The US began to deploy the first elements of its Terminal High Altitude Area Defense (THAAD) anti-missile system to South Korean territory, just hours after North Korea tested four ballistic missiles on Tuesday 7 March. The military impact of THAAD in South Korea vis-a-vis China, North Korea, and Russia is expected to significantly raise tensions between the nuclear powers and on the Korean peninsula itself. But it comes after a prolonged period of increasingly bellicose and erratic North Korean behavior, and a possible decline in Chinese influence over the regime in Pyongyang.
Beijing halted coal imports from its impoverished neighbor late last month, ostensibly in response to an intermediate-range ballistic missile test conducted by North Korea in February. The Chinese ban followed the assassination of North Korean leader Kim Jong Un’s estranged half-brother, Kim Jong Nam, at Kuala Lumpur airport on February 13. Jong Nam was seen by some as living under Chinese government protection. But while the Trump administration has welcomed China’s moves to implement UN sanctions against the North over its nuclear and missile testing, it says Beijing could do more to reign Pyongyang in. The THAAD deployment is therefore going ahead, over the forceful objections of Beijing, which fears an erosion of its own nuclear deterrent vis-à-vis the U.S. and its regional allies.
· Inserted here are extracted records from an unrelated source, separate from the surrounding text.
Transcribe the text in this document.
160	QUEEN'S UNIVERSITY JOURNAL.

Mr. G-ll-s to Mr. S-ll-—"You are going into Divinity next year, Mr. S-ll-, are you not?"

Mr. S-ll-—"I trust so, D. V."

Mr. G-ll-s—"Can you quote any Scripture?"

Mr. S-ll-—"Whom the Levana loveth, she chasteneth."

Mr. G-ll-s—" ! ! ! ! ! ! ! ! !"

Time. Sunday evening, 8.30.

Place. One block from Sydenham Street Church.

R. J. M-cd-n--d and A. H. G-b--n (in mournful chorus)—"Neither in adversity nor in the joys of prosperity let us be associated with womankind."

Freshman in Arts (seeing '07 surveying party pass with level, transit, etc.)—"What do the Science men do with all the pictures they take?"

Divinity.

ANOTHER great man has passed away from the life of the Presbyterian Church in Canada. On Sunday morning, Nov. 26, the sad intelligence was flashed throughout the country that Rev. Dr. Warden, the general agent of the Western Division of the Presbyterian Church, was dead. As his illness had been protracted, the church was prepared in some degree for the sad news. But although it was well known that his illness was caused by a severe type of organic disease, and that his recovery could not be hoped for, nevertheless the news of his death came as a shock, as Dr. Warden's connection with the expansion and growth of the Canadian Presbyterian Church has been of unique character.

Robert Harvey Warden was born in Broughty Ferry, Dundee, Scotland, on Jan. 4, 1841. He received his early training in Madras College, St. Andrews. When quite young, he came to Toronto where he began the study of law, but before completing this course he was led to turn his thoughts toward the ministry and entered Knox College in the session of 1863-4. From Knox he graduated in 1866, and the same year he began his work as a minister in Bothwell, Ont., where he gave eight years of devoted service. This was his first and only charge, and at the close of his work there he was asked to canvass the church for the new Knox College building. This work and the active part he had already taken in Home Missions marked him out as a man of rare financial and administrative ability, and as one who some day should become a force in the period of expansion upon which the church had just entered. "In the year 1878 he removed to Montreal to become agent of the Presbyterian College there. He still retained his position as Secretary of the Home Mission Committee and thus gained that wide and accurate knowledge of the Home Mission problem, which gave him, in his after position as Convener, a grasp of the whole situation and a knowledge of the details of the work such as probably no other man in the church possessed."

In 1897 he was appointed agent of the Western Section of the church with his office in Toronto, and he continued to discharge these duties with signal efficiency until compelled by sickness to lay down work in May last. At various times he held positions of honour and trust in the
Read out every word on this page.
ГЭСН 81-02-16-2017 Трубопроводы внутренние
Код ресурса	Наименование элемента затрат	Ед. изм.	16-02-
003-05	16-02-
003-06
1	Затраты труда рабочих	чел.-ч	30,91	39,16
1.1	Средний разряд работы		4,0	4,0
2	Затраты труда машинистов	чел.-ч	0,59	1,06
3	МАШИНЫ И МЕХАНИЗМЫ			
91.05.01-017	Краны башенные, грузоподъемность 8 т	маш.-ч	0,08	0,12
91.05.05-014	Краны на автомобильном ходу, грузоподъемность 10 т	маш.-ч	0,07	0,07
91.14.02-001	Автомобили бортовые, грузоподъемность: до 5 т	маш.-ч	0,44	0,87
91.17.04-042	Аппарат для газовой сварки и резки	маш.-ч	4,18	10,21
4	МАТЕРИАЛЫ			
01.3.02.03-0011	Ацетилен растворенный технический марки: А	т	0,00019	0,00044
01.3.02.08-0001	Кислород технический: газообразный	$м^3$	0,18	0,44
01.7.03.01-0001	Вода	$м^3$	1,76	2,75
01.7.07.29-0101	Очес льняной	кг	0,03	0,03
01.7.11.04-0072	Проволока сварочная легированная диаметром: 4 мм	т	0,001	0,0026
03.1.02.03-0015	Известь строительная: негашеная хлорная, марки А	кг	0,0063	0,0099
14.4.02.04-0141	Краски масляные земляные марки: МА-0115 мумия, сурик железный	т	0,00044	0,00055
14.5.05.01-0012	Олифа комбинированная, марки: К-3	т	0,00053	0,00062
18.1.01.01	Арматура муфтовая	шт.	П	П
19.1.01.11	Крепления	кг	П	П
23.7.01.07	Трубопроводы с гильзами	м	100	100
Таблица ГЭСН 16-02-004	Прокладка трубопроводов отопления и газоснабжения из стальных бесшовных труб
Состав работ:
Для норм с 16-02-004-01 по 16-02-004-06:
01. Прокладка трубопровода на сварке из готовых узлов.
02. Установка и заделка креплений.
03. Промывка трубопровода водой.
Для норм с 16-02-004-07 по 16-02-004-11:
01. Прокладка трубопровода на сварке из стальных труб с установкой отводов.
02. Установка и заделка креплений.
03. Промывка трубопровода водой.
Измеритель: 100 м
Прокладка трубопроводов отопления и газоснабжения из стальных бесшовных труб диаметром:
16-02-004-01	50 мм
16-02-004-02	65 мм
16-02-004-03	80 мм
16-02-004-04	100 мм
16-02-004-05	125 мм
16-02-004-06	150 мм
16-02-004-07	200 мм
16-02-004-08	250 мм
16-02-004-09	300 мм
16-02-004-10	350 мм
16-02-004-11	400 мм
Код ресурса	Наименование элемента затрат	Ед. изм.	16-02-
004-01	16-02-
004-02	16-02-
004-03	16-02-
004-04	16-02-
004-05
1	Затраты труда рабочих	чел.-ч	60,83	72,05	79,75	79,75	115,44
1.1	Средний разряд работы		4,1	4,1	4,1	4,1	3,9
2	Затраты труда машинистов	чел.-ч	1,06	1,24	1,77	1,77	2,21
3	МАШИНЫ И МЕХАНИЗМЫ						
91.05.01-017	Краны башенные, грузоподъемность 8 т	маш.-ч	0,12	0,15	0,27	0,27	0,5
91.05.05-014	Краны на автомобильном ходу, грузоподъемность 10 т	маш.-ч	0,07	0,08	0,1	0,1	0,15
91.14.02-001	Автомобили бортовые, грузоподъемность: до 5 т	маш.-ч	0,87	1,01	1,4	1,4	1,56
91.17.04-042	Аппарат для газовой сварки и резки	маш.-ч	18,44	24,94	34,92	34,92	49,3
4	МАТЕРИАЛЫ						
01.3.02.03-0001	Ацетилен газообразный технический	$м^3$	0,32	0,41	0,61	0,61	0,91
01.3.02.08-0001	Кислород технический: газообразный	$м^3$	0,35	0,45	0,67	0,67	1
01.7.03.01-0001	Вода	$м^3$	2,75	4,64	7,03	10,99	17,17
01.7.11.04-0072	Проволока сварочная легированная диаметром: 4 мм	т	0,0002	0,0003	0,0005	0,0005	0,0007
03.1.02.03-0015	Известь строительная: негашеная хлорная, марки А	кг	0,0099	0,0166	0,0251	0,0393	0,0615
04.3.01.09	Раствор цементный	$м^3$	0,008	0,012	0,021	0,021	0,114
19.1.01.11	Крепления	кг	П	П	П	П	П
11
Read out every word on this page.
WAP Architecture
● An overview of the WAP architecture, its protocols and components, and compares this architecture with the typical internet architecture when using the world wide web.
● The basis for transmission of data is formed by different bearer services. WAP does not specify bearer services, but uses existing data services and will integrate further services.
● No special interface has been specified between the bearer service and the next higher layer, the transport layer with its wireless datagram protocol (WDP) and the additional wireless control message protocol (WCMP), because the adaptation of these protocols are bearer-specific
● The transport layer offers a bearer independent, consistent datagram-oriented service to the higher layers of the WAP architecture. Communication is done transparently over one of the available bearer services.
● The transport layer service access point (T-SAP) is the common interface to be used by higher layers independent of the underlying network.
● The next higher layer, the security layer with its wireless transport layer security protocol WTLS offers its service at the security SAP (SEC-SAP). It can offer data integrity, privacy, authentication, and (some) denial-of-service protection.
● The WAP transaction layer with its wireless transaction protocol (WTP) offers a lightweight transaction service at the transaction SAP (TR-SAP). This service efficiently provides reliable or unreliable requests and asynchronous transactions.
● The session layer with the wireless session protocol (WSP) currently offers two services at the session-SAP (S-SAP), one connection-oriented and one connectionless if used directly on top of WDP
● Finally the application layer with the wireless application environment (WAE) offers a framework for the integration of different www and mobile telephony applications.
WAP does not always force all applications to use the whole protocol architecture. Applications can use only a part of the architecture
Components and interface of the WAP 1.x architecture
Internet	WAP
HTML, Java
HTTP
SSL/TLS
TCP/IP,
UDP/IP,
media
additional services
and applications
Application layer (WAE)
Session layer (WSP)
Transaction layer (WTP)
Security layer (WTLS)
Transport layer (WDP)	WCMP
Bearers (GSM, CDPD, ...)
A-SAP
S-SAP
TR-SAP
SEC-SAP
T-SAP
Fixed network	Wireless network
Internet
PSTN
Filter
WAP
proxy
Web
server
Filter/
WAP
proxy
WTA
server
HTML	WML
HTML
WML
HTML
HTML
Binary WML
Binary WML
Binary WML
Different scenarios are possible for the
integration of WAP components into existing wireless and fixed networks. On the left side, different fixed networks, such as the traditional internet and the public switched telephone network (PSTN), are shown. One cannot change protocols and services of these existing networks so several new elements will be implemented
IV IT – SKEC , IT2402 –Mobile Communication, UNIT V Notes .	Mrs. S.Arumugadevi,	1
The end of the affair. Tensions have been rising between Seoul and Beijing since last year, when South Korea decided to allow deployment of the THAAD. China maintains that the weapon will shatter the regional security balance; Seoul is fed up with China’s half-hearted enforcement of UN sanctions against North Korea. The increasing sophistication of the North’s missile program and provocative behavior of the Kim Jong Un regime have also combined to drive South Korean foreign policy in a more pro-American direction of late. This comes after years of an apparent rebalancing toward a more neutral, triangular alignment between Beijing and Washington.